2021年1月27日、厚生労働省は2021年度の雇用関係助成金の新設・見直しについてパブリックコメント募集を開始しました。

雇用関係助成金は、このパブリックコメント募集期間が終了後、正式に公布・施行されます。

┃雇用関係助成金の新設・見直しの検討状況

今回公表された資料の中では、13の項目について意見募集がされています。

その中でも活用している事業所も多い主な雇用関係の検討は以下の通りです。

【特定求職者雇用開発助成金】
障害者初回雇用コース奨励金の暫定措置については、令和2年度限りで廃止する。

【トライアル雇用助成金】
・一般トライアルコース助成金の見直し
35歳未満の者を雇い入れた場合に、支給額を月額5万円とする助成措置を
廃止する。

【キャリアアップ助成金】
・正社員化コース
対象となる有期契約労働者等が若者認定事業主における 35 歳未満の者である場合の加算を廃止する。

勤務地・職務限定正社員制度を新たに規定した場合の加算に加え、短時間正社員制度を新たに規定した場合の加算を創設する。

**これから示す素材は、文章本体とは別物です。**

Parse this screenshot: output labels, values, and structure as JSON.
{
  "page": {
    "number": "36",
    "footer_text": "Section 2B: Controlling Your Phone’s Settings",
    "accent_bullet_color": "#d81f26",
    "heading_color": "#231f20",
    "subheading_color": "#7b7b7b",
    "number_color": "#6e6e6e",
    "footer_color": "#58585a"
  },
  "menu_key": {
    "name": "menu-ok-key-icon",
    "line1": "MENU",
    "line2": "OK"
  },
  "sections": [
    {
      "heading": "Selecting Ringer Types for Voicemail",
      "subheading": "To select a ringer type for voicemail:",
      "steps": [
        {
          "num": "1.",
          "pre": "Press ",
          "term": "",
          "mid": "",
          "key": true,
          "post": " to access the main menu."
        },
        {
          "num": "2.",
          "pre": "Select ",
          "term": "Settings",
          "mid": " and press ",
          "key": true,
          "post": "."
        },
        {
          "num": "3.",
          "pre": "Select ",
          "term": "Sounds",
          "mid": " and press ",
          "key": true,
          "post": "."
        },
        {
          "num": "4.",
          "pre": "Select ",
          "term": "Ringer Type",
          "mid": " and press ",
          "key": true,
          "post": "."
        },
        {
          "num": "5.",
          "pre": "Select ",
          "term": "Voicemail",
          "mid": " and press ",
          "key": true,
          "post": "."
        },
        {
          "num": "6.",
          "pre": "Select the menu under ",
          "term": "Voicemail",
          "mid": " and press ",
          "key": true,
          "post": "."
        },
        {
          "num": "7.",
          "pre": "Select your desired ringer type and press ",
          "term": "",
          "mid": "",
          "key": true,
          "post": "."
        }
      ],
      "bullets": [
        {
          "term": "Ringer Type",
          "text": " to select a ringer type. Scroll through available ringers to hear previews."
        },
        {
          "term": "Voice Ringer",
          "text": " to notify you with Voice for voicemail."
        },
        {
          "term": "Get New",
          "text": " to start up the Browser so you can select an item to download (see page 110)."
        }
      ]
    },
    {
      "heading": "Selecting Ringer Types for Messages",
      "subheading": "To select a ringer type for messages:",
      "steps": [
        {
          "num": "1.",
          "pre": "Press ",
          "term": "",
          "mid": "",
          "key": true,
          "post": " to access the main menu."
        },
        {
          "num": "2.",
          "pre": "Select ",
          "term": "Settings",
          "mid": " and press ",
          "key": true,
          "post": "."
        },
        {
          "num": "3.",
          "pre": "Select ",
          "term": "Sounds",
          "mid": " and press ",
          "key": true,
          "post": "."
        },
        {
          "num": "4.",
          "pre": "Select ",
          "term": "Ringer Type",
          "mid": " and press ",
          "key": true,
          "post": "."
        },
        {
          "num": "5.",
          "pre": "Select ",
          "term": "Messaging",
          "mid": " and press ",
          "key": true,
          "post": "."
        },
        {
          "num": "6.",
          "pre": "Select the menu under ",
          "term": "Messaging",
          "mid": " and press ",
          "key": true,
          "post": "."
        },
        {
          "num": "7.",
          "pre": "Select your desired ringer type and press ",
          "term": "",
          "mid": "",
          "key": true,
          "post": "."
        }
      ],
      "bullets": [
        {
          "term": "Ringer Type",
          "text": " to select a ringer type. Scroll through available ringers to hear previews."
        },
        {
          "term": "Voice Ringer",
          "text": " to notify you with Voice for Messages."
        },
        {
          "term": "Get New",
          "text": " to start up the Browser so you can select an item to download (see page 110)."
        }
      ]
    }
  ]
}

正社員化コースそのものは継続されるようですが予算は減少しており、それに伴い要件の厳格化が進んでいます。

┃2021年度、雇用関係助成金の見直し傾向

全体的に縮小傾向にあります。

助成金自体は残るものの、選択するコースが減少したり、加算措置がなくなったりするなどの見直しがされています。

新型コロナウイルス感染症対策として、雇用調整助成金を始めとした各種特例に財源の多くを支出したことが大きな原因であると考えられます。

雇用関係助成金は、補助金と異なり「要件を満たせば必ず受給できる」と言われていますが実際には、マニュアル等で目に見える要件を満たすだけでは足りません。

雇用関係助成金の趣旨・目的に合致しているかも審査では重要になっています。